The Premier League club made the announcement yesterday, but also said that it wouldn’t happen until at least 2013, as they have a series of hurdles to overcome before it becomes a reality.

This follows news that SPL clubs have been given the go-ahead to introduce safe standing into their grounds, with Celtic particularly interested.

To make this happen would require a reversal of the law brought about following the post-Hillsborough report made by Lord Taylor which outlaws terracing in England’s top two divisions.

However, support for the introduction of ‘safe standing‘, which can be converted to seating easily, has grown in recent years following huge levels of success in Germany

Terracing like this as Kaiserslautern's Fritz-Walter Stadion has proved popular

The model used in Germany with ‘rail seats’ would be copied to suit the English model. This has proved immensely popular in Germany, with reduced ticket prices have meaning that the Bundesliga is the highest attended league in the world.
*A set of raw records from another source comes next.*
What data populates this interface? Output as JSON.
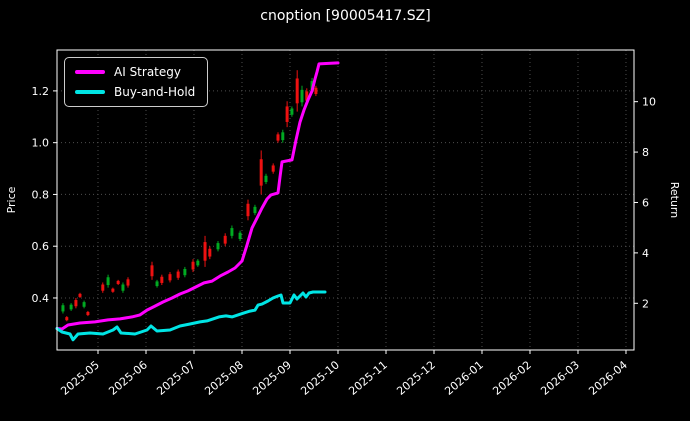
{
  "title": "cnoption [90005417.SZ]",
  "colors": {
    "background": "#000000",
    "text": "#ffffff",
    "grid": "#4d4d4d",
    "spine": "#ffffff",
    "ai_line": "#ff00ff",
    "bh_line": "#00e5e5",
    "candle_up": "#00aa22",
    "candle_down": "#ee1111"
  },
  "legend": {
    "items": [
      {
        "label": "AI Strategy",
        "color": "#ff00ff"
      },
      {
        "label": "Buy-and-Hold",
        "color": "#00e5e5"
      }
    ]
  },
  "chart_data": {
    "type": "mixed",
    "subtypes": [
      "candlestick",
      "line"
    ],
    "title": "cnoption [90005417.SZ]",
    "grid": "dotted",
    "legend_position": "upper left",
    "x_axis": {
      "tick_labels": [
        "2025-05",
        "2025-06",
        "2025-07",
        "2025-08",
        "2025-09",
        "2025-10",
        "2025-11",
        "2025-12",
        "2026-01",
        "2026-02",
        "2026-03",
        "2026-04"
      ],
      "tick_month_index": [
        0,
        1,
        2,
        3,
        4,
        5,
        6,
        7,
        8,
        9,
        10,
        11
      ],
      "range_month_index": [
        -0.854,
        11.167
      ],
      "label_rotation_deg": -40
    },
    "left_axis": {
      "label": "Price",
      "ticks": [
        0.4,
        0.6,
        0.8,
        1.0,
        1.2
      ],
      "range": [
        0.199,
        1.358
      ]
    },
    "right_axis": {
      "label": "Return",
      "ticks": [
        2,
        4,
        6,
        8,
        10
      ],
      "range": [
        0.147,
        12.05
      ]
    },
    "series": [
      {
        "name": "AI Strategy",
        "color": "#ff00ff",
        "axis": "right",
        "final_return": 11.54,
        "points": [
          [
            -0.854,
            1.0
          ],
          [
            -0.75,
            0.98
          ],
          [
            -0.625,
            1.14
          ],
          [
            -0.375,
            1.22
          ],
          [
            -0.063,
            1.26
          ],
          [
            0.208,
            1.34
          ],
          [
            0.458,
            1.38
          ],
          [
            0.708,
            1.46
          ],
          [
            0.875,
            1.54
          ],
          [
            1.021,
            1.73
          ],
          [
            1.188,
            1.89
          ],
          [
            1.354,
            2.05
          ],
          [
            1.542,
            2.21
          ],
          [
            1.708,
            2.37
          ],
          [
            1.875,
            2.49
          ],
          [
            2.042,
            2.65
          ],
          [
            2.208,
            2.81
          ],
          [
            2.375,
            2.88
          ],
          [
            2.542,
            3.08
          ],
          [
            2.708,
            3.24
          ],
          [
            2.854,
            3.4
          ],
          [
            3.0,
            3.68
          ],
          [
            3.104,
            4.31
          ],
          [
            3.208,
            4.99
          ],
          [
            3.313,
            5.38
          ],
          [
            3.417,
            5.78
          ],
          [
            3.521,
            6.14
          ],
          [
            3.604,
            6.3
          ],
          [
            3.75,
            6.38
          ],
          [
            3.792,
            7.01
          ],
          [
            3.833,
            7.61
          ],
          [
            4.042,
            7.69
          ],
          [
            4.125,
            8.48
          ],
          [
            4.208,
            9.19
          ],
          [
            4.292,
            9.67
          ],
          [
            4.375,
            10.07
          ],
          [
            4.458,
            10.42
          ],
          [
            4.521,
            10.9
          ],
          [
            4.563,
            11.18
          ],
          [
            4.604,
            11.5
          ],
          [
            5.0,
            11.54
          ]
        ]
      },
      {
        "name": "Buy-and-Hold",
        "color": "#00e5e5",
        "axis": "right",
        "final_return": 2.45,
        "points": [
          [
            -0.854,
            1.0
          ],
          [
            -0.75,
            0.86
          ],
          [
            -0.583,
            0.78
          ],
          [
            -0.521,
            0.55
          ],
          [
            -0.417,
            0.78
          ],
          [
            -0.167,
            0.82
          ],
          [
            0.104,
            0.78
          ],
          [
            0.313,
            0.94
          ],
          [
            0.396,
            1.06
          ],
          [
            0.479,
            0.82
          ],
          [
            0.771,
            0.78
          ],
          [
            1.021,
            0.94
          ],
          [
            1.104,
            1.1
          ],
          [
            1.229,
            0.9
          ],
          [
            1.5,
            0.94
          ],
          [
            1.708,
            1.1
          ],
          [
            1.917,
            1.18
          ],
          [
            2.125,
            1.26
          ],
          [
            2.271,
            1.3
          ],
          [
            2.396,
            1.38
          ],
          [
            2.521,
            1.46
          ],
          [
            2.667,
            1.5
          ],
          [
            2.792,
            1.46
          ],
          [
            2.917,
            1.54
          ],
          [
            3.042,
            1.62
          ],
          [
            3.167,
            1.69
          ],
          [
            3.271,
            1.73
          ],
          [
            3.333,
            1.93
          ],
          [
            3.417,
            1.97
          ],
          [
            3.542,
            2.09
          ],
          [
            3.646,
            2.21
          ],
          [
            3.75,
            2.29
          ],
          [
            3.813,
            2.33
          ],
          [
            3.854,
            2.01
          ],
          [
            4.0,
            2.01
          ],
          [
            4.083,
            2.33
          ],
          [
            4.146,
            2.17
          ],
          [
            4.208,
            2.29
          ],
          [
            4.271,
            2.41
          ],
          [
            4.333,
            2.25
          ],
          [
            4.396,
            2.41
          ],
          [
            4.479,
            2.45
          ],
          [
            4.729,
            2.45
          ]
        ]
      }
    ],
    "candles": [
      [
        -0.73,
        0.34,
        0.38,
        "u"
      ],
      [
        -0.65,
        0.31,
        0.33,
        "d"
      ],
      [
        -0.56,
        0.35,
        0.38,
        "u"
      ],
      [
        -0.46,
        0.36,
        0.4,
        "d"
      ],
      [
        -0.375,
        0.4,
        0.42,
        "d"
      ],
      [
        -0.29,
        0.36,
        0.39,
        "u"
      ],
      [
        -0.21,
        0.33,
        0.35,
        "d"
      ],
      [
        0.1,
        0.42,
        0.46,
        "d"
      ],
      [
        0.21,
        0.44,
        0.49,
        "u"
      ],
      [
        0.31,
        0.42,
        0.44,
        "d"
      ],
      [
        0.42,
        0.45,
        0.47,
        "d"
      ],
      [
        0.52,
        0.42,
        0.46,
        "u"
      ],
      [
        0.625,
        0.44,
        0.48,
        "d"
      ],
      [
        1.125,
        0.47,
        0.54,
        "d"
      ],
      [
        1.23,
        0.44,
        0.47,
        "u"
      ],
      [
        1.33,
        0.45,
        0.49,
        "d"
      ],
      [
        1.5,
        0.46,
        0.5,
        "d"
      ],
      [
        1.67,
        0.47,
        0.51,
        "d"
      ],
      [
        1.81,
        0.48,
        0.52,
        "u"
      ],
      [
        1.98,
        0.5,
        0.55,
        "d"
      ],
      [
        2.08,
        0.52,
        0.55,
        "u"
      ],
      [
        2.23,
        0.52,
        0.64,
        "d"
      ],
      [
        2.33,
        0.55,
        0.6,
        "d"
      ],
      [
        2.5,
        0.58,
        0.62,
        "u"
      ],
      [
        2.65,
        0.6,
        0.65,
        "d"
      ],
      [
        2.79,
        0.63,
        0.68,
        "u"
      ],
      [
        2.96,
        0.62,
        0.66,
        "u"
      ],
      [
        3.125,
        0.7,
        0.78,
        "d"
      ],
      [
        3.27,
        0.72,
        0.76,
        "u"
      ],
      [
        3.4,
        0.8,
        0.97,
        "d"
      ],
      [
        3.5,
        0.84,
        0.88,
        "u"
      ],
      [
        3.65,
        0.88,
        0.92,
        "d"
      ],
      [
        3.75,
        1.0,
        1.04,
        "d"
      ],
      [
        3.85,
        1.0,
        1.05,
        "u"
      ],
      [
        3.94,
        1.06,
        1.16,
        "d"
      ],
      [
        4.04,
        1.1,
        1.14,
        "u"
      ],
      [
        4.15,
        1.12,
        1.28,
        "d"
      ],
      [
        4.25,
        1.14,
        1.22,
        "u"
      ],
      [
        4.35,
        1.15,
        1.21,
        "d"
      ],
      [
        4.46,
        1.19,
        1.25,
        "u"
      ],
      [
        4.54,
        1.18,
        1.22,
        "d"
      ]
    ]
  }
}
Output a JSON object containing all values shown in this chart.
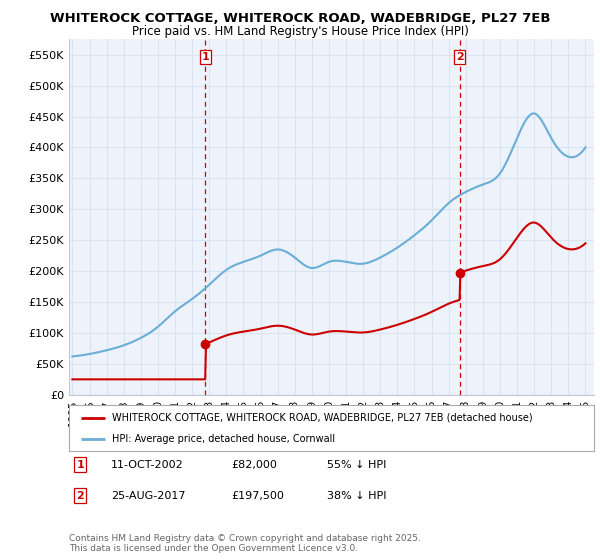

The terracing can be easily converted to all-seater (the terracing is always in a particular area of the ground) so it can be used for international and european club competitions.

The Football Supporters Federation (FSF) are hoping for a trial of safe standing areas in England, with the potential for higher attendances and lower ticket costs for the standing areas.

It could prove popular with a number of clubs who are struggling to fill their stadiums with all-seater crowds and high ticket costs.

However there are a number of obstacles standing in the way:

-It is currently illegal to have terracing in the top two tiers of English football, and this law would need to be reversed. There has been very little political support for this movement so this could prove to be a major stumbling block.

-English clubs spent a lot of money on converting their grounds to become all-seater following the Taylor Report and may therefore be reluctant to spend more money on converting again.

-While it will result in higher attendances, which in theory would benefit the clubs with higher merchandise sales etc. the type of person that will want to stand in the terraces are NOT the type of person that spends much money in the ground (generally young males). Clubs are keen to get more and more families into grounds because they are the ones who spend money.